Alan left the SWP and became a libertarian in his late years but that does nothing to lighten the sadness. Perhaps it is fitting he died on the day that Ed Miliband was booed at the TUC rally in Hyde Park. He would have enjoyed that.
Neil Rogall, Surrey
Banks make hay while sun doesn’t shine
Socialist Worker is right to argue that the recent hike in food prices is not solely due to the weather. Food price speculation and the switch from food production to biofuels have also played a part.
But it is wrong to run a headline that says “Don’t blame the weather”. Banks are moving into food price speculation because they know freak weather conditions caused by global warming will increase food shortages—and drive up prices.
The fight against climate change, and for a million climate jobs, is an important element in the fight against austerity.
Ken Montague, north London
Do poppies glorify war?
The British Legion launched its poppy appeal last week. The money raised from this will go to help ex-soldiers who have been injured in conflicts.

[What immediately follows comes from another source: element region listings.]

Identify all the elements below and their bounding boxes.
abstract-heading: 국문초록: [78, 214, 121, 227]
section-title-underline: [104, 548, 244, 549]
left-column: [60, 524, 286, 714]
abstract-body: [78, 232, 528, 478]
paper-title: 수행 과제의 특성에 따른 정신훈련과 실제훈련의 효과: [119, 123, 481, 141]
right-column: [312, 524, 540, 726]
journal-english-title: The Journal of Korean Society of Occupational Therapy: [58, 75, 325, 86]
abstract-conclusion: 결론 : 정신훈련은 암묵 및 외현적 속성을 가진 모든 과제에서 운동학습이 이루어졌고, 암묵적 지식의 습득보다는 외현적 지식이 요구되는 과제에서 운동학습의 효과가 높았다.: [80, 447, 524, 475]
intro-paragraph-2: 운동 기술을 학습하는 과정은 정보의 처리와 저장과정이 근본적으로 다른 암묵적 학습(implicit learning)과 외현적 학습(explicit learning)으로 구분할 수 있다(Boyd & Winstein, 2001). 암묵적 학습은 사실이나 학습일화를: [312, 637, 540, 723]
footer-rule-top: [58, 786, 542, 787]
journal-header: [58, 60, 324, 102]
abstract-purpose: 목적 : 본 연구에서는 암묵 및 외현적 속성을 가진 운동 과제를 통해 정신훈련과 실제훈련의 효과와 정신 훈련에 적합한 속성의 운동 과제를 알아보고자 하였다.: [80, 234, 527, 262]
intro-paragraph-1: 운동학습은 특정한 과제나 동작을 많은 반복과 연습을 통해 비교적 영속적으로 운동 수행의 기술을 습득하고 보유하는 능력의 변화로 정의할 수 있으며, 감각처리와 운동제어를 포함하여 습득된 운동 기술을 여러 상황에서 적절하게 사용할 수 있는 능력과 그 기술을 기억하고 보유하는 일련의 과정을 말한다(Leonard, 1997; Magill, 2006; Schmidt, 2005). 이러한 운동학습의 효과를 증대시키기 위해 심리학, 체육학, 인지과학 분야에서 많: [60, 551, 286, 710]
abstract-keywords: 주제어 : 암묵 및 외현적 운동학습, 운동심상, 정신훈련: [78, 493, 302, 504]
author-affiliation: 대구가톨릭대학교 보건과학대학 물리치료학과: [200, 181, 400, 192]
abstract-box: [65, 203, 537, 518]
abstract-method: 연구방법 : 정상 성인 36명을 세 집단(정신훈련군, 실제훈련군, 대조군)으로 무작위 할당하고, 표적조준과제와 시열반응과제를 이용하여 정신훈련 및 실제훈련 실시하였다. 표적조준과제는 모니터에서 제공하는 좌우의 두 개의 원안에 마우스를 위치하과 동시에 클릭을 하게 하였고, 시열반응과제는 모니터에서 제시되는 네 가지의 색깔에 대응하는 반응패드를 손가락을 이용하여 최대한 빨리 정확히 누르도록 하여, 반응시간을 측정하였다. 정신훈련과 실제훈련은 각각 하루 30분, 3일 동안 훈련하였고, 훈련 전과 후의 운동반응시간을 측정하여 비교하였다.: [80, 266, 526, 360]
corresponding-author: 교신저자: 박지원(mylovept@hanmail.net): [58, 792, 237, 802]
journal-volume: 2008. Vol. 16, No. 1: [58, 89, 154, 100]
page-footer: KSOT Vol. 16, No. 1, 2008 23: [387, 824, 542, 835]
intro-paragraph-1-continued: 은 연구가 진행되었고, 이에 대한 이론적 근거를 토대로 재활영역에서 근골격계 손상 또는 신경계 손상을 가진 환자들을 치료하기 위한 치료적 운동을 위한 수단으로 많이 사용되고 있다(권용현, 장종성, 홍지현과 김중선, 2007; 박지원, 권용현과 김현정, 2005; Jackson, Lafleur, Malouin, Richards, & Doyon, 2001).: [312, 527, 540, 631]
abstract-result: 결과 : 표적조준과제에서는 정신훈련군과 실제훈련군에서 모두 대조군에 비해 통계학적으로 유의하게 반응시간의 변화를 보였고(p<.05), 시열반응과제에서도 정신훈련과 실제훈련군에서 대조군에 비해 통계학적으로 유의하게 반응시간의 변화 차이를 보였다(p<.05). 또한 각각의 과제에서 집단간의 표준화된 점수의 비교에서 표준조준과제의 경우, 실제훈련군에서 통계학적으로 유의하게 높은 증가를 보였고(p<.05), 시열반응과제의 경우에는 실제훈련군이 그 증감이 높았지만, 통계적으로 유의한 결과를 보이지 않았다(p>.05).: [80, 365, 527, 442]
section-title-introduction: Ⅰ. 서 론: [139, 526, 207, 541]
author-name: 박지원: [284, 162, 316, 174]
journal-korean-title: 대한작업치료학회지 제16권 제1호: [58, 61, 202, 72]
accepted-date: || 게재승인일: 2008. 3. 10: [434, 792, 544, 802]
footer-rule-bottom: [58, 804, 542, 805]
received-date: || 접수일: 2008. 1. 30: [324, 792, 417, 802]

As internationalists and socialists, what is the correct attitude to take to this appeal? Does it glorify and perpetuate war?
Matthew Rhodes, Bradford
Don’t be a doormat
The time has come for the workers to show their teeth!
Davie Withers on Facebook
Definitely! Behave like doormats and the government and employers will treat us like doormats.
Lisa Minyara on Facebook
Burn a Tory this month
Last year some people made effigies of David Cameron and George Osborne for bonfire night. Doing this again would be very popular.
Emily Taylor, Leicestershire
All parties are our enemies
Labour’s Ed Miliband stated at the TUC rally on 20 October in London that Labour would continue with welfare reform cuts if elected.
All governments have the same agenda. They all piss in the same pot. Vote for no party and advocate a general strike.
Nigel Simmons, Grimsby
Cameron is a lawbreaker
According to David Cameron, people who break the law should be punished. This may be why he thinks it’s OK to punish prisoners by not allowing them to vote.
But Cameron himself seems to be breaking the law. The European Court says it’s illegal to refuse prisoners the vote. So what’s Cameron’s punishment?